Das kann ich verstehen!!!
Aber da stimmt doch was nicht!
Da fehlen uns auch einfach die Kapazitäten! Die Räume! Die Manpower (ähem – und Frauenpower – bevor ich hier noch von Feministinnen angegriffen werde )!
Das führt dann am Ende sogar zu solch absurden Dingen, dass Patienten, die im Wartezimmer zu lange warten (oder meinen, dass es zu lange ist) – nach Hause fahren und von dort die 112 anrufen um mit dem Rettungswagen in die Ambulanz gebracht zu werden, damit sie endlich drankommen! KEIN WITZ!!! (klappt aber nicht wirklich)
Jetzt mag man natürlich sagen: Wie dreist ist das denn??? Und das trifft sicher für viele Menschen auch zu – jedoch gibt es auch andere, die sich wirklich nicht anders zu helfen wissen als zu solchen Mitteln zu greifen.
Was läuft da falsch?
Die Anlaufstelle für diese Menschen fehlt in unserem System! Menschen, die zu krank sind für den KV-Dienst aber noch lange kein Notfall. Menschen, die vom KV-Arzt zum „Zur Sicherheit mal Röntgen“ zu uns geschickt werden. Menschen, die einfach nicht wissen, was zu tun ist. Menschen, die unsicher sind, nicht gelernt haben sich bei kleineren Blessuren und grippeähnlichen Zuständen selber zu helfen.
Klar „können“ wir all diese Menschen behandeln. Und das tun wir so gut und so geduldig und so freundlich wir können. Aber oft ist eine Grenze der Belastbarkeit erreicht. Nicht unbedingt nur von uns Ärzten, sondern von allen, die daran beteiligt sind: begonnen bei der Dame an der Anmeldung (meine Bewunderung für jede, der da geduldig und ruhig bleibt – und kein Magengeschwür bekommt!) über das Pflegepersonal bis hin zu den RöntgenassistentInnen.
Wie sollen wir Notfallambulanz und Grundversorger gleichzeitig sein? Ist das von der „Politik“ gewollt? Und wie würde das aussehen?

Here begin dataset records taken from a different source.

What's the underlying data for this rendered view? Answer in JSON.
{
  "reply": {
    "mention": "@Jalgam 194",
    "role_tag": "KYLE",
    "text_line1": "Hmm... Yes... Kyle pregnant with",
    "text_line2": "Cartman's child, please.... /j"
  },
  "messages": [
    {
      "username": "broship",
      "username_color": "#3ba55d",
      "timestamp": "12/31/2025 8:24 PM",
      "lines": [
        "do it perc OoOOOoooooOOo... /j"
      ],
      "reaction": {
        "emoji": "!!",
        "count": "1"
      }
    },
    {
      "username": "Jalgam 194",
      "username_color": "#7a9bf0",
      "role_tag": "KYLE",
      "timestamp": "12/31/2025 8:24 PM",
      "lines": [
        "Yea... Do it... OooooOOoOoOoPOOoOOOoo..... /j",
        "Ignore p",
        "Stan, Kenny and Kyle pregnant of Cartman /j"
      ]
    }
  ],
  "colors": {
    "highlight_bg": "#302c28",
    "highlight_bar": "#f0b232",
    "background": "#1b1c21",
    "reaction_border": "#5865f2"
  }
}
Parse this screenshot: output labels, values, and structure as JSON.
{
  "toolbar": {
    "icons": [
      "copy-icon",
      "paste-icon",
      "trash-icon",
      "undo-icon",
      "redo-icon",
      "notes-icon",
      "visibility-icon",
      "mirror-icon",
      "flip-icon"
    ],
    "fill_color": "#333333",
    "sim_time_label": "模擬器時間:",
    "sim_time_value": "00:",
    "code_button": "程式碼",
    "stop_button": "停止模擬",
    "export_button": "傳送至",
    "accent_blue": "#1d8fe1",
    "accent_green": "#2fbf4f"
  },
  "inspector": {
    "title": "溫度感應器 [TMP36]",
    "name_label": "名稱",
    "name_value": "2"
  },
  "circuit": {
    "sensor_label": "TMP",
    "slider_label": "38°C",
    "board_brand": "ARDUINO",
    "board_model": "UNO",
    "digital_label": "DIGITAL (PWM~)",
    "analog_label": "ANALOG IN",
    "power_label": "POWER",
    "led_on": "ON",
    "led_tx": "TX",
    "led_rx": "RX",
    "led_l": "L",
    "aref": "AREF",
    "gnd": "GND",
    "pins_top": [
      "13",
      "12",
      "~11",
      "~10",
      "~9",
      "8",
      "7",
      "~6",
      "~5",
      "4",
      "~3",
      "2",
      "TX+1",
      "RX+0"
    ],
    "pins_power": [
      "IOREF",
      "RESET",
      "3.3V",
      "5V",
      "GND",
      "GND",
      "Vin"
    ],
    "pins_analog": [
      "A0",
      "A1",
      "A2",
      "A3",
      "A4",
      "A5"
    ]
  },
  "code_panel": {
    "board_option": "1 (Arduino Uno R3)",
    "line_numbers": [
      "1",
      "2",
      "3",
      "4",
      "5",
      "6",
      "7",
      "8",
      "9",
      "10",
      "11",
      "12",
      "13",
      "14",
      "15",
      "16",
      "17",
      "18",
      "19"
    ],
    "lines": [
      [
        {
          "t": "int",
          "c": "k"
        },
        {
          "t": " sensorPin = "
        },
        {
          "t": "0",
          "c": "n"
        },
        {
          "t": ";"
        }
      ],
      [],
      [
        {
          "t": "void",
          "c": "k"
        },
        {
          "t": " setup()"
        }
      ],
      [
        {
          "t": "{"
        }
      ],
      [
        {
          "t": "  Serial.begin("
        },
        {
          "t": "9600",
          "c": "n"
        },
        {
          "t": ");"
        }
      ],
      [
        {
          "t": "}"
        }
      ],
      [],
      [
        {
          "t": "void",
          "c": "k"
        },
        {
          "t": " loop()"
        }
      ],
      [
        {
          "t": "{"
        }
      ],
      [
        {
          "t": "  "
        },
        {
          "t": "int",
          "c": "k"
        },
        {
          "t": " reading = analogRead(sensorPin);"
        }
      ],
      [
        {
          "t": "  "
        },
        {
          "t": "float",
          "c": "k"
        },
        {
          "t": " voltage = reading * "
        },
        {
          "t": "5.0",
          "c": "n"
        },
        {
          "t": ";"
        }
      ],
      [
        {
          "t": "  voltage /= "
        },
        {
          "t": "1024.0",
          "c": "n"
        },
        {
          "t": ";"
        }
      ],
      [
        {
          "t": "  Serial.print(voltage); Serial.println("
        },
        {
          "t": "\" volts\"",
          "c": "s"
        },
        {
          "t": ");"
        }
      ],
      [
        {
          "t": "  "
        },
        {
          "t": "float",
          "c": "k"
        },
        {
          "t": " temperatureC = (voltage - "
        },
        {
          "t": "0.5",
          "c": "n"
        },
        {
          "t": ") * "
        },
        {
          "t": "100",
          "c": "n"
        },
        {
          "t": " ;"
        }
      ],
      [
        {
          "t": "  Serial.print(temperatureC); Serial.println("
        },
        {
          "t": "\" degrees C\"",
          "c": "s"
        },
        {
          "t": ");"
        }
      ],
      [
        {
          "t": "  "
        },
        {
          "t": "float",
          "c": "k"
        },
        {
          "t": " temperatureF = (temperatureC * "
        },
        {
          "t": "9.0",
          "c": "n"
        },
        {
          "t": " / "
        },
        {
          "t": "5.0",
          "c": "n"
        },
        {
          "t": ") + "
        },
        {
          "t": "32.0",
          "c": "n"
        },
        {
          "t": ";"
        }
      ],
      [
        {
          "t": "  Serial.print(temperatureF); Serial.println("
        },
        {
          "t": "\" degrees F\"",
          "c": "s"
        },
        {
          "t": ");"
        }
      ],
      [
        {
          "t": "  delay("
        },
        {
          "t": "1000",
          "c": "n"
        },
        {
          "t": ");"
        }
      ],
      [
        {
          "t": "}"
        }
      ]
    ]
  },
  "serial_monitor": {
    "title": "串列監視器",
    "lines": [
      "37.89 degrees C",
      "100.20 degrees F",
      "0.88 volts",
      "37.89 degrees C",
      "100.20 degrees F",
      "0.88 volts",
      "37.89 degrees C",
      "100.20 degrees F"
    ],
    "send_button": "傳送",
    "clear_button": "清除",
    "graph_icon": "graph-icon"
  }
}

Mit der derzeitigen personellen und räumlichen Infrastruktur der Notaufnahmen, die ich bisher kennengelernt habe ist das so sicherlich nicht gut möglich.
Ich bin gespannt, was sich bei diesem Thema weiterhin tut und wie unser Gesundheitssystem organisiert ist, wenn ich mit 67 (oder 70 – oder so…) in Rente gehe…
Bis dahin: Bitte wenden Sie sich bei Fragen zu Risiken und Nebenwirkungen, eingewachsenen Zehennägeln, Kratzern, Husten, Schupfen, juckenden und brennenden Mückenstichen, Kindern die von Dingen runterfallen oder Aua sagen und bei jeder Art von Muskelkater an Ihre Notfallambulanz!
Traurig, aber so ist es! Manchmal hilft bei „aua“ auch trösten, kühlen und abwarten!